Cette descente pour s’en querir de la situation, a également permis à la plate-forme de résoudre quelques difficultés ponctuelles et existentielles. « On y a trouvé des chauffeurs malades, qu’il fallait absolument emmener à l’hôpital. El hadj Oumarou qui a conduit la mission, a déjà dépensé plus de 3 millions, parce qu’il faut aussi les nourrir », révèle Pierre Nyemeck. Il profite d’ailleurs de l’occasion pour inviter les employeurs à s’occuper de leurs employés en souffrance.
En fait, les activités des transporteurs et commerçants sont paralysées depuis le 4 mars 2019, aucun traffic n’est possible entre le Cameroun et la Centrafrique. L'axe Garoua Boulai au Cameroun-Bouar en république centrafricaine, est coupé parce que des rebelles du Frond démocratique du peuple centrafricain (Fdpc) ont décidé de bloquer la circulation.

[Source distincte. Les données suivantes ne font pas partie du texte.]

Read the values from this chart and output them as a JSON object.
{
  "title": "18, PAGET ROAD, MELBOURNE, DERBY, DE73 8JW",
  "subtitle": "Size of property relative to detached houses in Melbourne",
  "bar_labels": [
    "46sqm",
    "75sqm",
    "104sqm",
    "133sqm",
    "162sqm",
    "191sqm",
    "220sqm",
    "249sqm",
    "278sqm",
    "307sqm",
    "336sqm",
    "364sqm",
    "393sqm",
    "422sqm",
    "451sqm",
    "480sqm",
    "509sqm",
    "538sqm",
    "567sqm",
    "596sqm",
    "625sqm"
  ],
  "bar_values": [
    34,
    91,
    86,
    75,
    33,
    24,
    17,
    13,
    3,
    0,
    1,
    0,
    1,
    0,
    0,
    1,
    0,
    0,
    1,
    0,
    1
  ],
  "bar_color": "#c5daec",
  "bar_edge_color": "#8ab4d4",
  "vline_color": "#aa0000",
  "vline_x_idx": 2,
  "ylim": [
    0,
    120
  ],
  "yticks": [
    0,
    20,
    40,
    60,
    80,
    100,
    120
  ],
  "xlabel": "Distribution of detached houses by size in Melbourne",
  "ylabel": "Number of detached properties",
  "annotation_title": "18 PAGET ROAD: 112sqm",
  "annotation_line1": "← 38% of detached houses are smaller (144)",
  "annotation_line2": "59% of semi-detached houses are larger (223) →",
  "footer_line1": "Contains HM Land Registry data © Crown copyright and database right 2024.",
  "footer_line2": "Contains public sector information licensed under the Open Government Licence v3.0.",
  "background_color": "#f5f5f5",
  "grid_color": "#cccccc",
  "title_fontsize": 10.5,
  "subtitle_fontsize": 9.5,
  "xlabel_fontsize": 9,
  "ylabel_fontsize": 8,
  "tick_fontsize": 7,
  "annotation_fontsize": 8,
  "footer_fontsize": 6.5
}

Ils expriment ainsi leur mécontentement par rapport à la formation du nouveau gouvernement inclusif dans leur pays.
La fermeture de cette unique voie de ravitaillement de Bangui, la capitale centrafricaine en marchandises et autres produits, entraine des pertes énormes, à en croire la plate-forme des syndicats des transporteurs terrestres. « Les pertes enregistrées sont indescriptible. Si nous prenons simplement en moyenne 1.500.000 francs CFA par camion bloqué, multiplié par au moins 1.800 camions bloqués depuis presqu’une quinzaine de jours, le bilan serait très lourd ».